Hey guys! It's been a while since I've posted. Anyway, today my friend and I were walking through the woods and we found a few bricks. This was the only one that had any identification on it. All it says is CALVERT. It looks pretty old...what do you guys think? Also, how common are these? Thanks![attachment=20131117_142557.jpg]


----------



## sandchip

Don't know a thing about it, but I like it.  Got an end shot, and one of the side opposite the embossing?  Just wondering if it was structural or a paver.


----------



## Digging Up Bottles

[attachment=019.jpg]Here's one of the side


----------



## epackage

I imagine there are millions of them out there, most still in place on the face of buildings... CALVERT brand was made Victor Cushwa & Sons in Williamsport, MD. Cushwa was bought out by the Redland Brick Inc and today has merged into Belden Brick.From the "Quad - State Business Journal," May 1999:[blockquote]Baltimore's Camden Yards and Ravens Stadium blend as comfortably into their urban landscape as the older structures around them, but much of their exterior beauty comes from the rural countryside of western Maryland. The brick for the major league baseball and football stadiums was made at Redland Brick Inc.'s Cushwa Plant in Williamsport, Md.Like most U.S. brick manufacturers, Redland's Cushwa plant is located near its raw materials: high grade clay with good ceramic properties and shale.

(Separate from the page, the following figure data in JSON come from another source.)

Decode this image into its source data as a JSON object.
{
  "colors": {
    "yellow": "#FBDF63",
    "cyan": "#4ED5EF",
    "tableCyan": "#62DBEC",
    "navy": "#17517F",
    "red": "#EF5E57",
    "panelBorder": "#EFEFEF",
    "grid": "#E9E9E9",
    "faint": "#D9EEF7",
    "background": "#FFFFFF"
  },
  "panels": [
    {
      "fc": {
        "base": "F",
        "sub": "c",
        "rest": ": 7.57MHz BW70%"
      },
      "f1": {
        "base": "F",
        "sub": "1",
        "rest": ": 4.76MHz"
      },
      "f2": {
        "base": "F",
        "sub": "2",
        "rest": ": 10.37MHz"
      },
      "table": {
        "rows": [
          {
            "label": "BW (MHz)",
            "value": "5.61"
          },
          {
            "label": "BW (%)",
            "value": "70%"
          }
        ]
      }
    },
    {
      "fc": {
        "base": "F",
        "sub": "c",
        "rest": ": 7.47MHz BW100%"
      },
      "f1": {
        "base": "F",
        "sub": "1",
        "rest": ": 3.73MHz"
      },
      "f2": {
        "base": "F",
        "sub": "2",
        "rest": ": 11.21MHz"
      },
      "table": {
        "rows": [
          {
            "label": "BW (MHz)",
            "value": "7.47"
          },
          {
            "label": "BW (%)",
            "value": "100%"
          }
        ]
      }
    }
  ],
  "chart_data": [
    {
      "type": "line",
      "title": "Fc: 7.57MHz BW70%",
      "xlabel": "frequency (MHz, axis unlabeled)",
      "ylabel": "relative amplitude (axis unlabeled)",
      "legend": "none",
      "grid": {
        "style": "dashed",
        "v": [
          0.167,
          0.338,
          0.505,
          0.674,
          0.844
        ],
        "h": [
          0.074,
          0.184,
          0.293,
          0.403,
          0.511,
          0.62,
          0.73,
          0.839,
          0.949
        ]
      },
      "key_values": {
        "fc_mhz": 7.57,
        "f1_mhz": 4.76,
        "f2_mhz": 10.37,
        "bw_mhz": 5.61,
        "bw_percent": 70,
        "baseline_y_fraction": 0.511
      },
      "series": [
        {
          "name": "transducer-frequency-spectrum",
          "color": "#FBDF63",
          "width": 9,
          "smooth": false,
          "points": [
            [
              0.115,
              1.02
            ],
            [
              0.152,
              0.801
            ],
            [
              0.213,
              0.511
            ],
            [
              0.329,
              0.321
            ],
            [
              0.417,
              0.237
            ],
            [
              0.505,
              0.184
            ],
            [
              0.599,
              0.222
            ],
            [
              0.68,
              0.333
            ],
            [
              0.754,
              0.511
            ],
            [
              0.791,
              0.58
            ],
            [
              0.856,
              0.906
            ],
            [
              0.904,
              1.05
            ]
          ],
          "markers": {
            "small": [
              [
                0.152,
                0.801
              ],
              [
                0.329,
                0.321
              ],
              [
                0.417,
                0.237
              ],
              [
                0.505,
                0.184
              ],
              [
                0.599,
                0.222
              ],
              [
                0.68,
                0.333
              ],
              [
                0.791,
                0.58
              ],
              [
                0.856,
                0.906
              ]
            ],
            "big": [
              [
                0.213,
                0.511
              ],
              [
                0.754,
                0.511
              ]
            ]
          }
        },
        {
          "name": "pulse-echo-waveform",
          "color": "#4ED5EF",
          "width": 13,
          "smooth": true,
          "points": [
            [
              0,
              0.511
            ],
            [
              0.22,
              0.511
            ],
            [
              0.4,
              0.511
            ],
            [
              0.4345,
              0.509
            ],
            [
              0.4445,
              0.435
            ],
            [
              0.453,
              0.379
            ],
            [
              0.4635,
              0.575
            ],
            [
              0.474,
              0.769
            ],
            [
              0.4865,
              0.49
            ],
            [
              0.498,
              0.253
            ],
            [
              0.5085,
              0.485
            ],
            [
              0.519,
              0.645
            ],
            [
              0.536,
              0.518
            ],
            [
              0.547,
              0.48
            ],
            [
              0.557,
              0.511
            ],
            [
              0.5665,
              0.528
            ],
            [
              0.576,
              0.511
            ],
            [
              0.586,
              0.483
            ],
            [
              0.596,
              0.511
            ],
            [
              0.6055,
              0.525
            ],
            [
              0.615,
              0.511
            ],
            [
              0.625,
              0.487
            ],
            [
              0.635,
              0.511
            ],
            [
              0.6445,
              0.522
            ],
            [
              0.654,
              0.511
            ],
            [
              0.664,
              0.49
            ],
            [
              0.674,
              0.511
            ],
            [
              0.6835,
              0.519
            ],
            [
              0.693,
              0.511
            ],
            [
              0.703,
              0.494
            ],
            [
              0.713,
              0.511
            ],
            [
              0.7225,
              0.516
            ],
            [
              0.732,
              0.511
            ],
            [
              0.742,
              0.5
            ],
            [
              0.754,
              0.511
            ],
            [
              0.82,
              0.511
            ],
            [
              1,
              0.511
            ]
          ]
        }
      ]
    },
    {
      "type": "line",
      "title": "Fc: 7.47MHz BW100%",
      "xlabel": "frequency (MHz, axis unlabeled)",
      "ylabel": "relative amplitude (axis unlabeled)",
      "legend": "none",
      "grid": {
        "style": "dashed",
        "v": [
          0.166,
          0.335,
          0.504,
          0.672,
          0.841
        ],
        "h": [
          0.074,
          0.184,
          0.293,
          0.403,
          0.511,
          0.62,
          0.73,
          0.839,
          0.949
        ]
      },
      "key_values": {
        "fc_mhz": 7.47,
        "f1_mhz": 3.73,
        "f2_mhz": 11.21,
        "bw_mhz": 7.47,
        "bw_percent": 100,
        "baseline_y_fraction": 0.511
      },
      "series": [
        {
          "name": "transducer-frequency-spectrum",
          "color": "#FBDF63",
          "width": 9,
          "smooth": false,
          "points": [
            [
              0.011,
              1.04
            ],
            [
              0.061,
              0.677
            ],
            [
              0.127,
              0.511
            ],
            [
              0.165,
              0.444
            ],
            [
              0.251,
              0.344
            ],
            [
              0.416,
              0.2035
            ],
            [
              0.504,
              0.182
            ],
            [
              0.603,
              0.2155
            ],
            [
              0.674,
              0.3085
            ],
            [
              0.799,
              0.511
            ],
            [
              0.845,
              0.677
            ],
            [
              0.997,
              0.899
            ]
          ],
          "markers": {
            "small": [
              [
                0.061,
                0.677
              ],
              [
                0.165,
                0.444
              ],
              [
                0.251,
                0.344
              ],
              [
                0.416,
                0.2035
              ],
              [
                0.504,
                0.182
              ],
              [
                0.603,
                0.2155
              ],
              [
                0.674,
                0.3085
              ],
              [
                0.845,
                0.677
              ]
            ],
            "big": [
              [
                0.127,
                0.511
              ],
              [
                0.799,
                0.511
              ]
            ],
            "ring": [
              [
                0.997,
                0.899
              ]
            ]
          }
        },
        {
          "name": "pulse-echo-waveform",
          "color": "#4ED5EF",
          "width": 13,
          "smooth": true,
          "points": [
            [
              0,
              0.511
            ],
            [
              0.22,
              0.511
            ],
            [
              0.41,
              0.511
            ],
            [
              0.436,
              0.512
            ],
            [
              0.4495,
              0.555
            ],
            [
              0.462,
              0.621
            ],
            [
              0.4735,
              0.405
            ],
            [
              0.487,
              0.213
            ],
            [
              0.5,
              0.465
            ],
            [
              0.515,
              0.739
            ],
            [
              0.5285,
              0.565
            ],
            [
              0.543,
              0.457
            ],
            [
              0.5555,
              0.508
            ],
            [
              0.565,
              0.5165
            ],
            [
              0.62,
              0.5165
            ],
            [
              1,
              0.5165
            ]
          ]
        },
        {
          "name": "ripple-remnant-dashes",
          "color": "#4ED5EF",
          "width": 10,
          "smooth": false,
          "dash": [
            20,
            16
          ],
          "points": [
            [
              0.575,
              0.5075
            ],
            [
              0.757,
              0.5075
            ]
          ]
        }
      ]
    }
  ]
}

Although shale is a sedimentary rock, it is formed from compressed mud and chemicals similar to clay so it is a common material for bricks.. The Cushwa plant has been producing bricks for over a century, and its 300 acres contain enough clay and shale for 100 more years. The brickyard was started in 1872 by Victor Cushwa and remained a family-owned business until 1987 when it was bought by a British company, Steetley PLC., which also owned two other American brick manufacturers, KF in Connecticut and Harmar, located near Pittsburgh.In 1992, Steetley was acquired by Redland, PLC, another British company which at that time was the largest brick company in the world. The next year, all three American brick companies were consolidated into Redland Brick Inc. In 1996, Ohio-based Belden Brick Co. purchased Redland Brick Inc.Today, Redland Brick Inc. has annual sales of $30 million and employs 240 people; 116 people work at the Cushwa plant. Redland's corporate office is in Williamsport, in a Williamsburg-style building built in 1973 of (what else!) brick. When a two-story addition was built last year, the new hand-moulded rose-colored bricks matched perfectly.[/blockquote]


----------



## Digging Up Bottles

[attachment=020.jpg]And here's one of the opposite end of the embossing


----------



## Digging Up Bottles

Thanks for the info epackage!


----------